This led many to wonder against whom he was intending to use such weapons. In the Gulf, there was really no one who could threaten the shah in a fashion to require a buildup of this order. Certainly not the small states of the lower littoral, none of which had a population above a few hundred thousand, and no military establishment to speak of. Saudi Arabia? Hardly. The Saudis have never sought to maintain a formidable armed force. They mainly are concerned with suppressing internal dissent, for which they have need of little other than a strong constabulary.
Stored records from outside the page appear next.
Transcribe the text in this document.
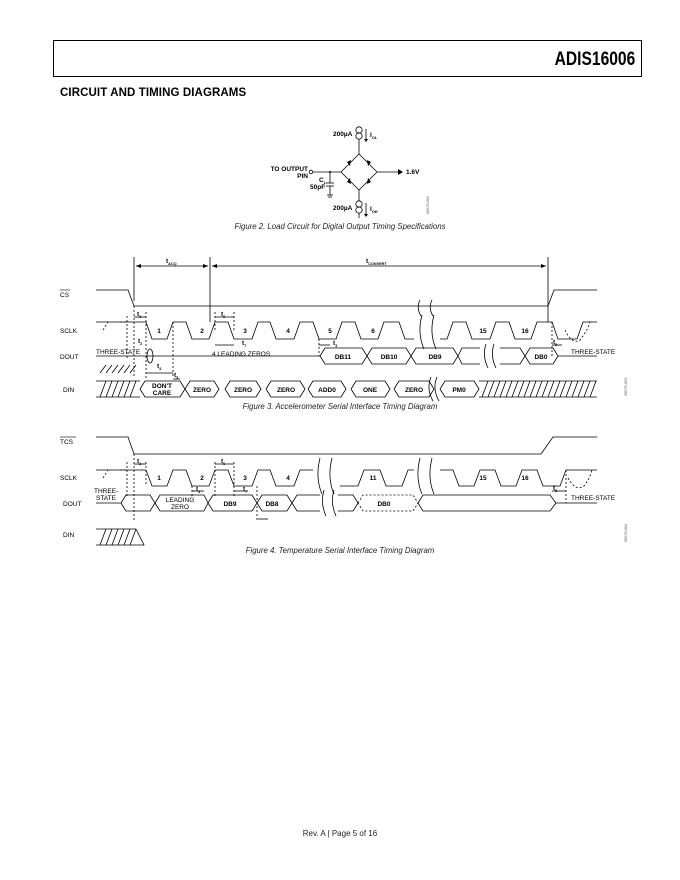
ADIS16006
CIRCUIT AND TIMING DIAGRAMS
200µA	$I_{OL}$
200µA	$I_{OH}$
TO OUTPUT
PIN
$C_L$
50pF
1.6V
05075-002
Figure 2. Load Circuit for Digital Output Timing Specifications
CS
SCLK
DOUT
DIN
$t_{ACQ}$	$t_{CONVERT}$
THREE-STATE	THREE-STATE
4 LEADING ZEROS
1	2	3	4	5	6	15	16
DB11	DB10	DB9	DB0
DON'T
CARE	ZERO	ZERO	ZERO	ADD0	ONE	ZERO	PM0
$t_1$
$t_2$	$t_3$
$t_4$
$t_5$
$t_6$
$t_7$	$t_8$
05075-003
Figure 3. Accelerometer Serial Interface Timing Diagram
TCS
SCLK
DOUT
DIN
THREE-
STATE	THREE-STATE
LEADING
ZERO
1	2	3	4	11	15	16
DB9	DB8	DB0
$t_1$
$t_3$
$t_6$
$t_7$	$t_8$
05075-004
Figure 4. Temperature Serial Interface Timing Diagram
Rev. A | Page 5 of 16
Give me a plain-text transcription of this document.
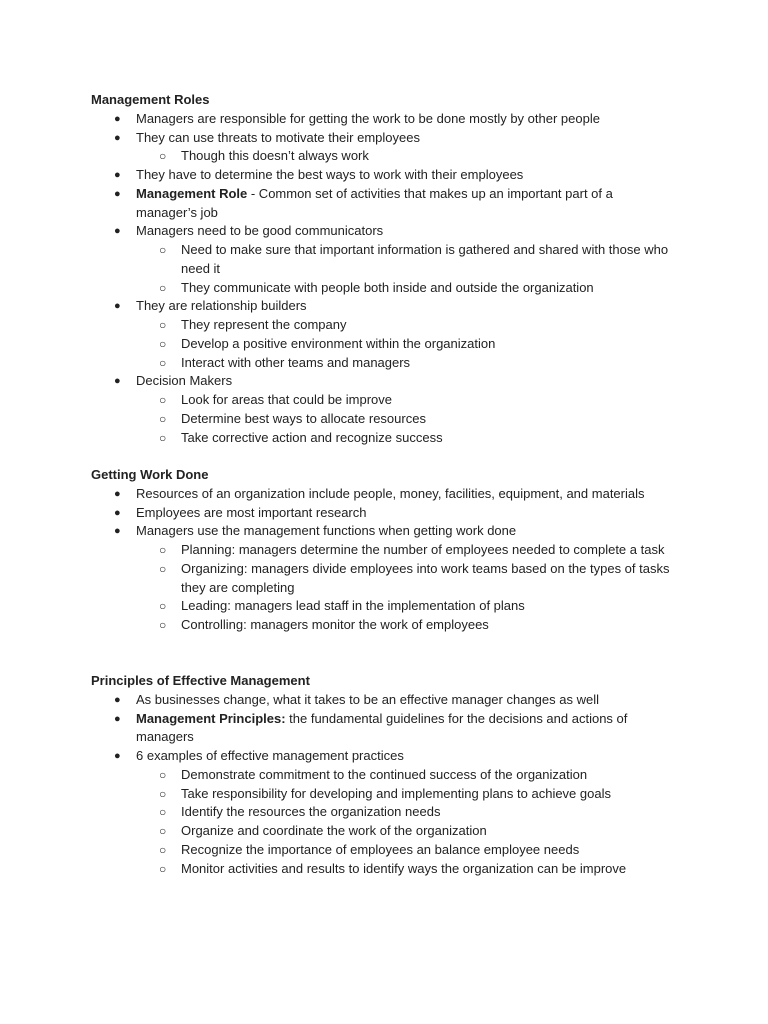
Management Roles
● Managers are responsible for getting the work to be done mostly by other people
● They can use threats to motivate their employees
○ Though this doesn’t always work
● They have to determine the best ways to work with their employees
● Management Role - Common set of activities that makes up an important part of a manager’s job
● Managers need to be good communicators
○ Need to make sure that important information is gathered and shared with those who need it
○ They communicate with people both inside and outside the organization
● They are relationship builders
○ They represent the company
○ Develop a positive environment within the organization
○ Interact with other teams and managers
● Decision Makers
○ Look for areas that could be improve
○ Determine best ways to allocate resources
○ Take corrective action and recognize success
Getting Work Done
● Resources of an organization include people, money, facilities, equipment, and materials
● Employees are most important research
● Managers use the management functions when getting work done
○ Planning: managers determine the number of employees needed to complete a task
○ Organizing: managers divide employees into work teams based on the types of tasks they are completing
○ Leading: managers lead staff in the implementation of plans
○ Controlling: managers monitor the work of employees
Principles of Effective Management
● As businesses change, what it takes to be an effective manager changes as well
● Management Principles: the fundamental guidelines for the decisions and actions of managers
● 6 examples of effective management practices
○ Demonstrate commitment to the continued success of the organization
○ Take responsibility for developing and implementing plans to achieve goals
○ Identify the resources the organization needs
○ Organize and coordinate the work of the organization
○ Recognize the importance of employees an balance employee needs
○ Monitor activities and results to identify ways the organization can be improve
The shah often defended his immense buildup by claiming it was needed to stop the Soviets, in the event they decided to advance on the Gulf. There was really no likelihood that the shah’s army could stand up to the Soviets, no matter how much up-to-date equipment it had. That left Iraq. To be sure, the Iraqis did eventually develop into something of a threat to Iran. But that development came comparatively late. In the early 1970s, when the shah’s military buildup began, the Iraqi army was like the Saudis’, really just a robust police force.
There was another mystery about the shah’s arms purchases: How was his military to deploy the weapons he was purchasing? F-14 jets and Spurance battle cruisers need rigorous maintenance by competent crews. The shah’s military was composed mainly of raw recruits from the rural areas who could not read or write, let alone cope with the weapons’ field manuals, all of which were in English. The shah’s answer to this problem was to import American technicians. And this, caused enormous problems, as the U.S. presence became such that it offended Iranian nationals.
In sum, we may say that the shah’s weapons program was not only inappropriate, it was—in important respects—dysfunctional. This situation eventually drew criticism from opposition figures inside Iran. Abol Hasan Bani Sadr, Iran’s first president under the Islamic Republic, devised an ingenious explanation for the strange course that the shah seemed to be following in buying arms. He theorized that the Iranian armed forces were set up primarily to serve Western interests. Iran, with its immense riches from oil, was in effect helping the imperialists to keep open their weapons production lines and buoying the West’s economy.
Ayatollah Ruhollah Khomeini made essentially the same criticism. The shah, he said, was committing treason against the Iranian people. He was giving their oil to the Americans and in return they were building military bases for themselves in Iran. They gave Iranians arms intended for U.S. use. Unfortunately there is some truth to these charges. From at least 1972 numerous officials inside and outside the Pentagon questioned the propriety of selling the shah weapons for which he had little use. It was particularly deplored that under the scheme worked out by Nixon there was not even a check on his arms purchases; the shah was unique in his ability to buy directly from the U.S. arsenal without review. As one observer noted, the shah gave Nixon a blank check, against which he could purchase virtually anything he pleased, and no one in the United States could gain say him.
The most likely explanation for this extraordinary state of affairs is that the United States needed the money. Its economy was experiencing severe dislocations, and cash purchases by the shah helped to ease some of the discomfort. So, as Bani Sadr has suggested, there was a conspiracy of sorts functioning. U.S. military suppliers fed the shah’s insatiable need for weapons; the shah fed cash into the U.S. economic system; and few thought about the long-term consequences of what was going on.